I have a Lee die set in '06 and use the factory crimp.
Unless your running a semiautomatic I would use neck tension to hold the bullet and ditch the crimp. If you get any bullet movements, polish down your expander with scotchbrite for a minute or so. With a micrometer you should be able to take .0003 or so off at a time.
 
Bullet weight? I assume 165gr. Breaking the post up into smaller paragraphs make it much easier to read and understand too.

In the same bullet weight copper bullets are longer with more surface area in contact with the barrel so that changes some things. Plus, they seem to shoot better with more bullet jump. This means they have to be seated pretty deep, which limits room for powder.

Which is part of the reason why with copper it is usually best to drop down to a lighter bullet and concentrate on speed. A Barnes copper 130 gr 30 caliber bullet will just about match a conventional 180 gr 30 caliber bullet for penetration. Those bullets perform best if they leave the barrel at around 3000 fps. 165's are borderline too heavy for 30-06. I'd go no heavier than 150's and save the 165's and 180's for magnums.

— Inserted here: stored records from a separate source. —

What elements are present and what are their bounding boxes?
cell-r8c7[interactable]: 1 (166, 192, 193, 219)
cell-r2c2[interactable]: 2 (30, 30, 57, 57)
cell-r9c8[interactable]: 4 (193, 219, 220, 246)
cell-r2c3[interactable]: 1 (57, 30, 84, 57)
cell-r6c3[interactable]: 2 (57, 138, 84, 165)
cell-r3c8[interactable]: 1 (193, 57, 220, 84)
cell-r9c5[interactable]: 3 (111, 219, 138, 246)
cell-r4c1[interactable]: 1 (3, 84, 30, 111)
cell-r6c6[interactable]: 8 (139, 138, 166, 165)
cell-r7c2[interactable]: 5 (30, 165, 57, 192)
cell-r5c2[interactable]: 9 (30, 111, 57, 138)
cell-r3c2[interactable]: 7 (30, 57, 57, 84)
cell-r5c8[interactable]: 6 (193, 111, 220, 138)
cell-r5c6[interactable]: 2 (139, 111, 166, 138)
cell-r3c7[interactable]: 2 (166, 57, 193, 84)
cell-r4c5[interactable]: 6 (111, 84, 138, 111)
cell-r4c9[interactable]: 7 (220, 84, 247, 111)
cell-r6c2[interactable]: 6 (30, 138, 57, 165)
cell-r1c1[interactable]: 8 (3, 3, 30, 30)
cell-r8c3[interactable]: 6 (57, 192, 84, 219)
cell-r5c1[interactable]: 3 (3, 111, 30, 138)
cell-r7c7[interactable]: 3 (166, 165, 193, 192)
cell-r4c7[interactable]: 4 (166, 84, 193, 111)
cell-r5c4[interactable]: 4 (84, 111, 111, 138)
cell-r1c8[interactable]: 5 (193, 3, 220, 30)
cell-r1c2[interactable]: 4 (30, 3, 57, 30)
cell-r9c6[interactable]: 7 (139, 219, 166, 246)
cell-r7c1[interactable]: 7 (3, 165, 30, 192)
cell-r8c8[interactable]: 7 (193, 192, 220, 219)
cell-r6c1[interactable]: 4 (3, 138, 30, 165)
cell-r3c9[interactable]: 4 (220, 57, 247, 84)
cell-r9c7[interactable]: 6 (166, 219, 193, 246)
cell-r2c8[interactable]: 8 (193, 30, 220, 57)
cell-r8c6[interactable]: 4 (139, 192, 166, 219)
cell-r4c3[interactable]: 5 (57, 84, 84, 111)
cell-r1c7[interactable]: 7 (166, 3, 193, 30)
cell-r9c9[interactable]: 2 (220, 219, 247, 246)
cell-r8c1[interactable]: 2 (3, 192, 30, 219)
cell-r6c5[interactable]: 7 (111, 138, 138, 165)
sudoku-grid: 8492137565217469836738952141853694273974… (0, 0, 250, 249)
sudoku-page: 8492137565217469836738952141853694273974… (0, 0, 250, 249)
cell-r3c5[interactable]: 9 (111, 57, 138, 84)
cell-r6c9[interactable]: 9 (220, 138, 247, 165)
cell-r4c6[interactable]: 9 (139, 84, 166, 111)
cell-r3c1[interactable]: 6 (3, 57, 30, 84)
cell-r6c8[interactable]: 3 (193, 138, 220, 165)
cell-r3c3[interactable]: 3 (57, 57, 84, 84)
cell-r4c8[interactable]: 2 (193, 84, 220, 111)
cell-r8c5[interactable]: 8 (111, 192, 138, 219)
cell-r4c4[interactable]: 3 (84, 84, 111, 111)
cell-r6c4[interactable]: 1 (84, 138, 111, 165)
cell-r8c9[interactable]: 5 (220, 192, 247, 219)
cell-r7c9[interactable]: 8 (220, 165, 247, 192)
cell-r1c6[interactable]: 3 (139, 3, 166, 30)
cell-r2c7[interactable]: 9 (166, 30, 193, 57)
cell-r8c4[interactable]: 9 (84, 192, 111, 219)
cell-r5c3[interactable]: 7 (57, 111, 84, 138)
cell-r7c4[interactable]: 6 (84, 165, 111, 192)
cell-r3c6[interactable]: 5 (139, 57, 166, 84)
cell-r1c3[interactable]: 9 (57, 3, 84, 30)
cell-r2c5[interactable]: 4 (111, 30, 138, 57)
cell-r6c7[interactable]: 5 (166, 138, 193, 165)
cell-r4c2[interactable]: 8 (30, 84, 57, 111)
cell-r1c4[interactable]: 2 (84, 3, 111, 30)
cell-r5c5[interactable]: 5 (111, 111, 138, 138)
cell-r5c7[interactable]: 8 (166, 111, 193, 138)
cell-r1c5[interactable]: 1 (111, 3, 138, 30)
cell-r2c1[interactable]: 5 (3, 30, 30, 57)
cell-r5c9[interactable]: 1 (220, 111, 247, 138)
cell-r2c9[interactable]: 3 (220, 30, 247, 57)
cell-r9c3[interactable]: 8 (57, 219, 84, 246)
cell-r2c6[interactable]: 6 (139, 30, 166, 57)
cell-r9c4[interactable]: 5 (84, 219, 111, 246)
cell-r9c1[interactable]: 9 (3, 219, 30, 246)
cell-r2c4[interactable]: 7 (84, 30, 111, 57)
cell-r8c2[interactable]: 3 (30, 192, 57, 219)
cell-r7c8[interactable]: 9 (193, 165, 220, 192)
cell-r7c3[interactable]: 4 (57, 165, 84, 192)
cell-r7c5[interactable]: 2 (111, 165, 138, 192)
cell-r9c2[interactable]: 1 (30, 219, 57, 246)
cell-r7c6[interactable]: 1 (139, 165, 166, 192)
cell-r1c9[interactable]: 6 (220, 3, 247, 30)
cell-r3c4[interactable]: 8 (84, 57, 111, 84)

No two rifles, even with the same barrel length, will get the same velocity with ammo from the same box. You could just have a "slow" barrel. I have 2 rifles in 30-06 and the Winchester is consistently about 90 fps faster than the Remington. A buddies Remington was 130 fps slower than my Winchester with the same loads. The fastest 308 I own has a 20" barrel and consistently shoots faster than the ones with 22" barrels.
 
Unless your running a semiautomatic I would use neck tension to hold the bullet and ditch the crimp. If you get any bullet movements, polish down your expander with scotchbrite for a minute or so. With a micrometer you should be able to take .0003 or so off at a time.